At Milton Academy, we believe that the best way to challenge students is to encourage them to explore a topic in greater depth. Classroom teachers are ready to help students dig deeper into the math at their grade level by providing them with rich, challenging problems. Teachers choose problems that help students develop specific content knowledge, general mathematical skills, (e.g., exhaustiveness), and invaluable habits of mind (e.g., justification). Here is an example from Grade 1: *Lottie has 15 pennies in four separate piles. Each pile has a different number of pennies. How many pennies might be in each pile? Can you find all the ways? How do you know you have found them all? *And here is an example from Grade 5: *What is the least positive integer that has only 1’s and 0’s as digits and is a multiple of 75? (Source: NCTM)*

Students also have the opportunity to explore challenging mathematics outside of math class. Lower School students can participate in our after-school mathematics club. In the Middle School, students can join the Math Club that meets during the Wednesday activity block and participate in math contents including Math Counts and Math Olympiad.

##### My family is interested in doing more math at home.

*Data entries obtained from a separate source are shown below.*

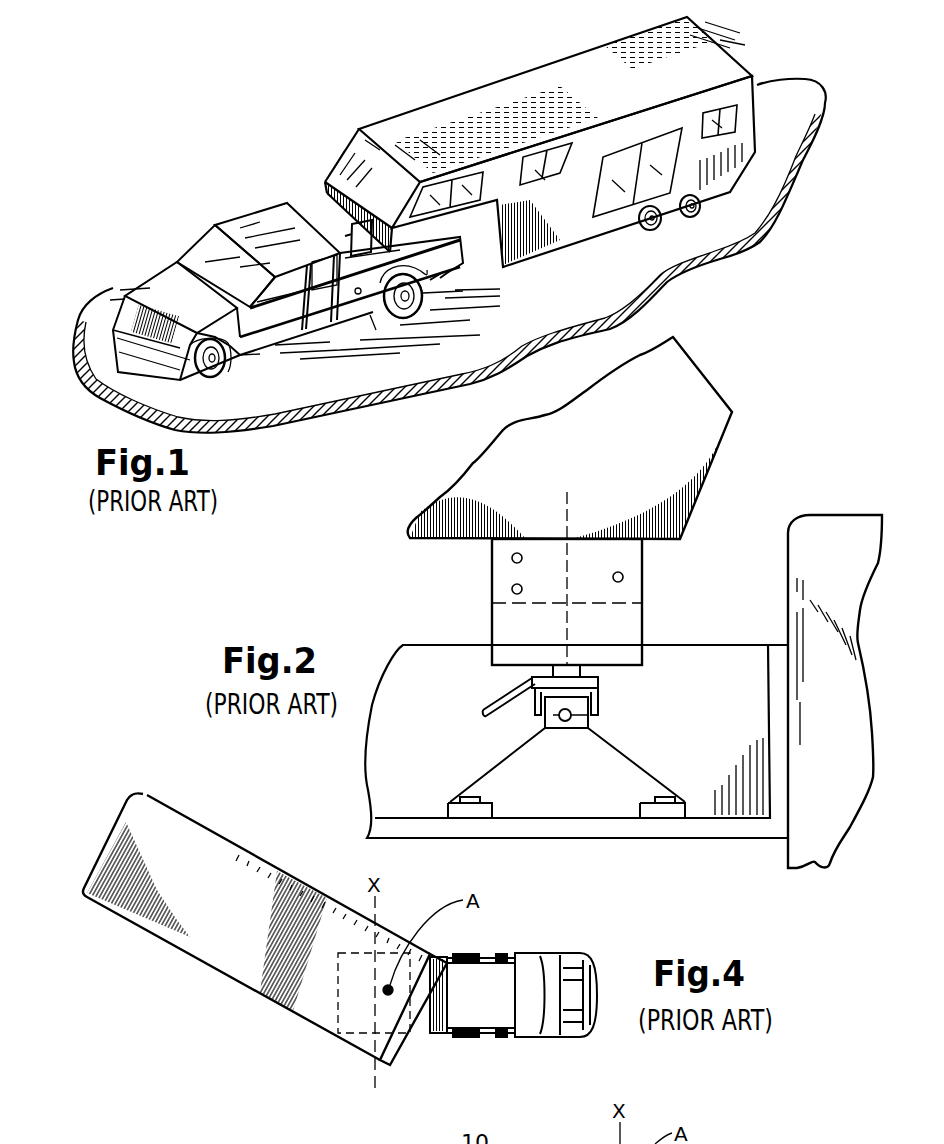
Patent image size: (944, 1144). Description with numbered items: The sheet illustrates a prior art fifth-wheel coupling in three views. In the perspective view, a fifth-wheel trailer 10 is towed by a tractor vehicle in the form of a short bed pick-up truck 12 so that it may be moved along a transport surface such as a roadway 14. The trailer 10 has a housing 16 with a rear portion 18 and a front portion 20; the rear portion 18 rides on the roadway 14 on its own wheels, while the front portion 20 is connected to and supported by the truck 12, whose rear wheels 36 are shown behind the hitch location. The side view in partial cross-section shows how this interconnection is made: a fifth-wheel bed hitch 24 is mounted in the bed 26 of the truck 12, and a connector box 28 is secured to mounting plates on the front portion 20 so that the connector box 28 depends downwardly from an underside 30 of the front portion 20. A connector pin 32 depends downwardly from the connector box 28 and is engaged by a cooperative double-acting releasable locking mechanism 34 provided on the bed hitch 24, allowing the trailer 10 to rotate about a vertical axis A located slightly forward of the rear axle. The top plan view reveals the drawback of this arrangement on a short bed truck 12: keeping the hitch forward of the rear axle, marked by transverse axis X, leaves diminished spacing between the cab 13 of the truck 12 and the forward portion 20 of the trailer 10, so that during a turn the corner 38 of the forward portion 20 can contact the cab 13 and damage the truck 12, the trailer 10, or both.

In FIG. 1, the fifth-wheel trailer 10 is at (575, 133).
In FIG. 2, the fifth-wheel trailer 10 is at (562, 466).
In FIG. 4, the fifth-wheel trailer 10 is at (288, 937).
In FIG. 1, the short bed pick-up truck 12 is at (252, 212).
In FIG. 2, the short bed pick-up truck 12 is at (825, 530).
In FIG. 4, the short bed pick-up truck 12 is at (540, 992).
In FIG. 4, the cab 13 is at (485, 975).
In FIG. 1, the roadway 14 is at (785, 97).
In FIG. 1, the housing 16 is at (592, 65).
In FIG. 1, the rear portion 18 is at (695, 50).
In FIG. 1, the front portion 20 is at (450, 110).
In FIG. 2, the front portion 20 is at (700, 400).
In FIG. 4, the front portion 20 is at (400, 1040).
In FIG. 2, the fifth-wheel bed hitch 24 is at (642, 740).
In FIG. 2, the bed 26 is at (420, 805).
In FIG. 1, the connector box 28 is at (335, 222).
In FIG. 2, the connector box 28 is at (628, 594).
In FIG. 2, the underside 30 is at (447, 540).
In FIG. 2, the connector pin 32 is at (553, 672).
In FIG. 2, the double-acting releasable locking mechanism 34 is at (520, 712).
In FIG. 1, the rear wheels 36 is at (414, 305).
In FIG. 4, the corner 38 is at (453, 980).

Can you provide us with some helpful resources?

First, be sure to talk with your child’s teacher. He or she may be able to suggest specific games and activities from our math program that can be played at home as well as school. Second, see the link, “Problem Solving” under “Additional Resources” for fantastic resources that promote problem solving and reasoning. A personal favorite of many Milton math teachers is nrich.maths.org from the Universtiy of Cambridge. Spend some time navigating the site and choose a problem to dig into. You may need several members of our family and several days to tackle the problem… and that’s good! There’s no better way to promote the persistence and mindset needed for long term success in math than working together as a family to solve challenging math problems and puzzles.